The first interaction may not look dangerous at all.

The assistant processes the request, verifies the visible details, and stores a summary such as

That summary may be false, but it is now part of the stored record.

Later, when the same customer name, email address, or order record is retrieved, the support assistant may treat that poisoned note as trusted prior context. It may skip verification steps, expose more account details, route the case differently, or recommend actions that would not normally be allowed.

The original malicious content is no longer visible. What remains is the poisoned memory.

That is what makes this category so important for defenders: the system does not need to be dramatically “hacked” in one session. It only needs to store attacker-influenced context in a place where future workflows will trust it.

Customer-support poisoning matters because it shows how persistent compromise can hide inside ordinary CRM records, next to real PII and legitimate business history.

Self-Reinforcing Persistence

This is the most concerning variant.
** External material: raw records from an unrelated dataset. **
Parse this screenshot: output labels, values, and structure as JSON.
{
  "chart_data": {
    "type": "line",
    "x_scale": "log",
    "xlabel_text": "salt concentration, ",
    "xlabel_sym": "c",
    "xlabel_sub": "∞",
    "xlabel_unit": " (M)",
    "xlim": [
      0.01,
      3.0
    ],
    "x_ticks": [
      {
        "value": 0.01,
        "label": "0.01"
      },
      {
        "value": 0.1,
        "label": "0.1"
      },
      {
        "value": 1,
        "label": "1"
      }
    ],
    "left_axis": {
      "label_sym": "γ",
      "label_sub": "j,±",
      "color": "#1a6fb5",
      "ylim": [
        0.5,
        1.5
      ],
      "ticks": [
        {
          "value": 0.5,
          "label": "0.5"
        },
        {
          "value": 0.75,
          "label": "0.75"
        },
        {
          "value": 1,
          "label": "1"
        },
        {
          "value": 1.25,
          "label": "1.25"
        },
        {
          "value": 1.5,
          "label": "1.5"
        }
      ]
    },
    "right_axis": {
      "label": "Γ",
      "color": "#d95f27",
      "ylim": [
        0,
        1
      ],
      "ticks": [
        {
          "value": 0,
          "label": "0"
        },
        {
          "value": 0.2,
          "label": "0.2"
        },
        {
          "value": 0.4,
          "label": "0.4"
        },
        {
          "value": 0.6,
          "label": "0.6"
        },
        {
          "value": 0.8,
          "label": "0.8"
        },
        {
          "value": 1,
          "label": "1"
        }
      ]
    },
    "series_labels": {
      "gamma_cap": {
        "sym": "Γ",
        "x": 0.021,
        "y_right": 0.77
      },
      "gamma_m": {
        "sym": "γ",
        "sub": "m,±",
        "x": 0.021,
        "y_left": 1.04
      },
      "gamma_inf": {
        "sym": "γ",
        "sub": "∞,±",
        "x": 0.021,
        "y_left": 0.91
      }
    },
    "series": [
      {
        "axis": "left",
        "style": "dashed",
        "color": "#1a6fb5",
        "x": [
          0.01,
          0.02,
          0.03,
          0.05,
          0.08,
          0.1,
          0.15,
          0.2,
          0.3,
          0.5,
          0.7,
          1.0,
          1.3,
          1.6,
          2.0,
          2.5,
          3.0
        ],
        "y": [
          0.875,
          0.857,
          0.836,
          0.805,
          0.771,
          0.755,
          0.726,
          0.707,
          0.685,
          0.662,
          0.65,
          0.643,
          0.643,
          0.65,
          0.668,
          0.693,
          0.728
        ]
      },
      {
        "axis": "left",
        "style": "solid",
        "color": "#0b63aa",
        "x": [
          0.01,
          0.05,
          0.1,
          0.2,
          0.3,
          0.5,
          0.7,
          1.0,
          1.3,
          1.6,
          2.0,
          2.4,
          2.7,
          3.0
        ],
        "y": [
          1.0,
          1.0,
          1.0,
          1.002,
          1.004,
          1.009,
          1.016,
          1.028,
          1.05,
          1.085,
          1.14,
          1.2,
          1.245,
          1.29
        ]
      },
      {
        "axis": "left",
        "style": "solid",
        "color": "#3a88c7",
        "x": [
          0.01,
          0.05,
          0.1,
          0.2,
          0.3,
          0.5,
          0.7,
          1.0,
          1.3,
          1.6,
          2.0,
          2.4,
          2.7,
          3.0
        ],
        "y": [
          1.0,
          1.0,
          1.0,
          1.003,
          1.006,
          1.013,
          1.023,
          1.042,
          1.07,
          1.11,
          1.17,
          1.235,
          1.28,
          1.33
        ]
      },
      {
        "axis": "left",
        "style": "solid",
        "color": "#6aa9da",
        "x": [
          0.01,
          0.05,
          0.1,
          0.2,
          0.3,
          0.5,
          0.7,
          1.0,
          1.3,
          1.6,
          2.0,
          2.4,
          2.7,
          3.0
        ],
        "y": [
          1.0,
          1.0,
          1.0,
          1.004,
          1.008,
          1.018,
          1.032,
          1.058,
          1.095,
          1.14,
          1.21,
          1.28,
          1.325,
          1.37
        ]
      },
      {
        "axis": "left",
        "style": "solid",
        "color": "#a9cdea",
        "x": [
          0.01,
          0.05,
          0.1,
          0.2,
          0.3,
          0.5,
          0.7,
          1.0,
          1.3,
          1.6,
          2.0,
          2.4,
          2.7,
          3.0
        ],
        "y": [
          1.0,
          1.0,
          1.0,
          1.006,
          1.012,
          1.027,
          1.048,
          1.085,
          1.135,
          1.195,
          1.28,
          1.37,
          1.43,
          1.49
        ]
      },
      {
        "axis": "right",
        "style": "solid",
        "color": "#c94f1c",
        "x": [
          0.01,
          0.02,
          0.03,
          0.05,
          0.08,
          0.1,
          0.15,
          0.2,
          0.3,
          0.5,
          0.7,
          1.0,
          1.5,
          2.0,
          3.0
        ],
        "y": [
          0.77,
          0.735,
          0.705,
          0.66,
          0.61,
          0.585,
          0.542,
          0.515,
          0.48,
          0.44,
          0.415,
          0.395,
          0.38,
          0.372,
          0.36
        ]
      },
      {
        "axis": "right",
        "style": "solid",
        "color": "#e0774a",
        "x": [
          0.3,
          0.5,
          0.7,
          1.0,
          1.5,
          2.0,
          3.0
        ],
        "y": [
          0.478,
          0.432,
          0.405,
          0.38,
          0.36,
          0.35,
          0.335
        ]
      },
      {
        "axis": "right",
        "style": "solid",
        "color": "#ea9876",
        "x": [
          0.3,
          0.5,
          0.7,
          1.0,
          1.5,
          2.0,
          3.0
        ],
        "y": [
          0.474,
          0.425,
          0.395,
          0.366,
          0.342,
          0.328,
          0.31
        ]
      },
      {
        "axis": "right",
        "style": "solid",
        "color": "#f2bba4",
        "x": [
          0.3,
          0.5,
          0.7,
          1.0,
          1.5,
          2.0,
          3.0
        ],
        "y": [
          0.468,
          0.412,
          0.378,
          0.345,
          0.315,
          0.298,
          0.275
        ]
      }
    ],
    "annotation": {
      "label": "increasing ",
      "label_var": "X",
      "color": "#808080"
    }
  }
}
In that case, the poisoned context does not only survive.

It becomes self-amplifying. Once the agent retrieves and acts on a poisoned memory, that action itself may be recorded as another successful precedent, further validating the poisoned logic.

At that point, the system is no longer merely recalling bad context. It is helping to reinforce and expand it.

This matters because the compromise can deepen over time without requiring constant attacker input. A poisoned memory leads to a bad action, the bad action becomes a stored success, and the stored success makes future bad actions more likely.

Self-reinforcing persistence matters because it transforms memory poisoning from a static contamination problem into a dynamic feedback loop.

Taken together, these subcategories show why memory, context poisoning, and persistence attacks deserve their own place in the taxonomy.

Earlier attacks such as prompt injection, social engineering, token smuggling, multilingual evasion, and structural manipulation are often the entry point. They explain how an attacker compromises the current interaction.

Memory and context poisoning explain how that compromise survives into future interactions. That is why this should not be dismissed as just another variant of prompt injection.

For a standalone chatbot, that may mean repeated misinformation, recurring instruction leakage, or persistent behavioural drift.

For an agent, the consequences can be much more serious. Once the system stores and reuses poisoned context while also controlling tools, retrieval, workflows, or external actions, one successful attack can influence many later tasks.

The broader lesson is simple, a system that stores, summarises, retrieves, or learns from prior context is not only carrying memory. It is carrying security history and if that history can be poisoned, future trust decisions can be poisoned with it.

Memory, context poisoning, and persistence attacks matter because they take a one-time manipulation and turn it into a recurring source of future compromise.